Com o novo cargo, Bucky e Lee começam a trabalhar juntos, e em uma de suas rotineiras patrulhas noturnas para prender membros de facções, bêbados e prostitutas pelas ruas de Los Angeles, Bleichert nota uma movimentação incomum de carros policiais em uma rua próxima e decide investigar.
Ao chegarem à cena do crime em um terreno baldio, se deparam com o corpo de uma mulher brutalmente mutilado, com o tronco cortado ao meio, um corte na boca de orelha a orelha, órgãos faltando e todo o sangue drenado. Naquele instante, Bucky e Lee se veem imersos em um mistério sombrio, imaginando que tipo de psicopata poderia ter cometido tal atrocidade, quem era a mulher e o que poderia ter levado a esse fim macabro.

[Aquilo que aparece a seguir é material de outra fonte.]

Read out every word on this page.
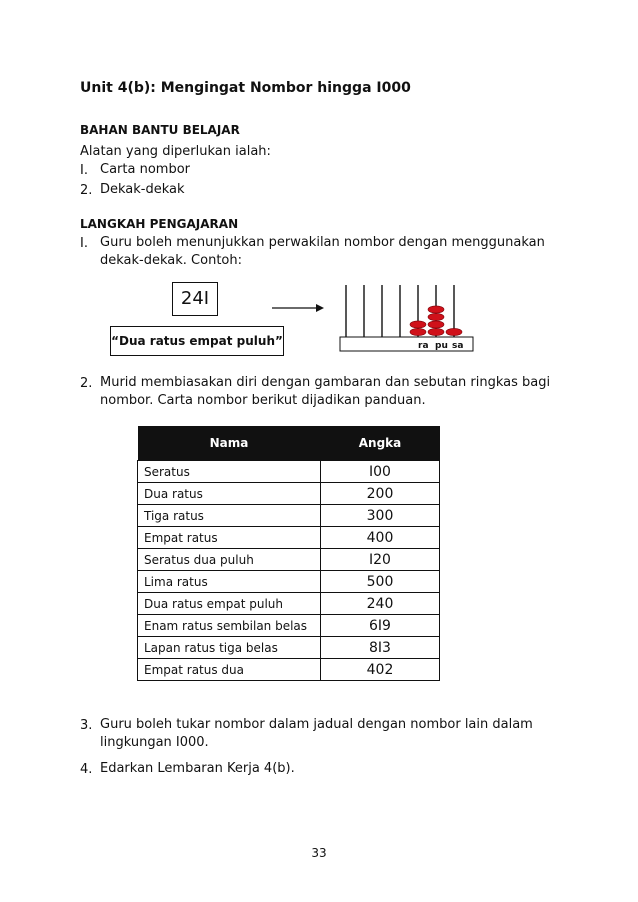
Unit 4(b): Mengingat Nombor hingga I000
BAHAN BANTU BELAJAR
Alatan yang diperlukan ialah:
I. Carta nombor
2. Dekak-dekak
LANGKAH PENGAJARAN
I. Guru boleh menunjukkan perwakilan nombor dengan menggunakan
dekak-dekak. Contoh:
24I
“Dua ratus empat puluh”	ra pu sa
2. Murid membiasakan diri dengan gambaran dan sebutan ringkas bagi
nombor. Carta nombor berikut dijadikan panduan.
Nama	Angka
Seratus	I00
Dua ratus	200
Tiga ratus	300
Empat ratus	400
Seratus dua puluh	I20
Lima ratus	500
Dua ratus empat puluh	240
Enam ratus sembilan belas	6I9
Lapan ratus tiga belas	8I3
Empat ratus dua	402
3. Guru boleh tukar nombor dalam jadual dengan nombor lain dalam
lingkungan I000.
4. Edarkan Lembaran Kerja 4(b).
33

“Os cortes mergulhavam até o osso, mas o pior de tudo era o rosto da jovem – um enorme machucado de tom púrpura, o nariz esmagado para o interior da cavidade facial, a boca cortada de orelha a orelha num sorriso que escarnecia de você, de algum modo menosprezando todo o resto da brutalidade infligida. Soube que levaria aquele sorriso comigo para o túmulo.”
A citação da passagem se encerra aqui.